Pemusnahan barang bukti narkoba pada tanggal 24 Agustus 2017 yang dilakukan
Polda Aceh 1.800 kg ganja kering, 750 batang pohon ganja dan 10.000 gram sabu
sebutnya.
BNNP Aceh telah melakukan operasi
penangkapan serta pemutusan jaringan sindikat narkoba di Aceh selama tahun 2017
paparnya. “Salah satu upaya untuk memutuskan persedaran narkoba, membuat Aceh bebas
narkoba dengan melibatkan berbagai unsur masyarakat Aceh, “ ujar Faisal.

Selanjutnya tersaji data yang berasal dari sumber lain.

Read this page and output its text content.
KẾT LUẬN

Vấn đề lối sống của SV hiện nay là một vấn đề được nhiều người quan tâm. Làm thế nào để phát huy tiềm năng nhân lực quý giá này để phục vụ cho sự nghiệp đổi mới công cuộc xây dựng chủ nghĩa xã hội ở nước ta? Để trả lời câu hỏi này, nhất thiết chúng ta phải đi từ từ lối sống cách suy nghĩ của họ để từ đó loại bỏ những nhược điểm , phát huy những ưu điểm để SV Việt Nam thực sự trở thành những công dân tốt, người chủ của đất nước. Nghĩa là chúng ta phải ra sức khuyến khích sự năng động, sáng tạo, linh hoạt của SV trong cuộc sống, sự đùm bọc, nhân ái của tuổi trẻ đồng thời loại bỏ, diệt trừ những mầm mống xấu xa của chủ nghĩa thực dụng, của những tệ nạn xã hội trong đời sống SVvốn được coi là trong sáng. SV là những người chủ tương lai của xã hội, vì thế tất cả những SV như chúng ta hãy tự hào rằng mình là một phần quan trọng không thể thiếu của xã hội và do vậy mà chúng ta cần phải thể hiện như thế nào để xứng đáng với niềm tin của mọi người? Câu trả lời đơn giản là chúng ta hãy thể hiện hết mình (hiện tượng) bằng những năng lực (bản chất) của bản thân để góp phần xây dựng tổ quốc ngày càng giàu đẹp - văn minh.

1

Menurutnya kearifan lokal merupakan benteng terkuat masyarakat yang memiliki
peranan penting dalam upaya mencegah, dan memberantas penyalahgunaan serta peredaran
narkoba di daerah Aceh. Apalagi Aceh terkenal dengan syariat Islam maka akan
dilibatkan juga MPU untuk mengeluarkan fatwa haram menerima sumbangan dari
hasil penjualan narkoba, karena ada yang menyumbang untuk mesjid, ungkapnya.
Salah
satu kawasan yang sanga dikenal sebagai kebun ganja terbesar di Aceh adalah
kawasan Lamteuba Blang Tingkeum Aceh Besar. Sudah sering aparat melakukan
pemusnahan tanaman ganja di Lamteuba namun sepertinya ganja sulit musnah di
kawasan pedalaman tersebut. Oleh karena itu pihaknya ingin kawasan yang sudah
dikenal sebagai kebun ganja, mengajak masyarakatnya untuk merubah menjadi kebun
tanaman produktif.
Lebih
lanjut dia menggambarkan suatu saat Lamteuba bisa menjadi seperti Doi Tung di
Thailand. Dulunya kawasan ini dikenal dengan segi emas kebun opium terbesar,
namun dengan tekad yang kuat dan dukungan dari berbagai masyarakat kini Doi
Tung menjadi kebun tanaman produktif, walaupun memerlukan waktu lumayan lama
sekitar 30 tahun. Saat ini sudah dilakukan langkah awal berupa sosialisasi yang
melibatkan lahan seluas 20 ha di Lamteuba yang rencananya akan ditanami jagung,
demikian tandas Faisal.
Menariknya
kata Faisal ada sejumlah tahanan narkoba yang keluar dari penjara mendukung
rencana tersebut hingga terkumpul lahan seluas 300 ha. “Untuk mewujudkan
rencana tersebut juga akan dibawa beberapa orang untuk langsung menngunjungi
Doi Tung. Yang dulunya kawasan menyeramkan kini menjadi tempat pariwisata di
Thailand. Tidak hanya jagung bisa juga merambah tanaman lainnya, “ tuturnya di
ujung perbincangan. (Soraya).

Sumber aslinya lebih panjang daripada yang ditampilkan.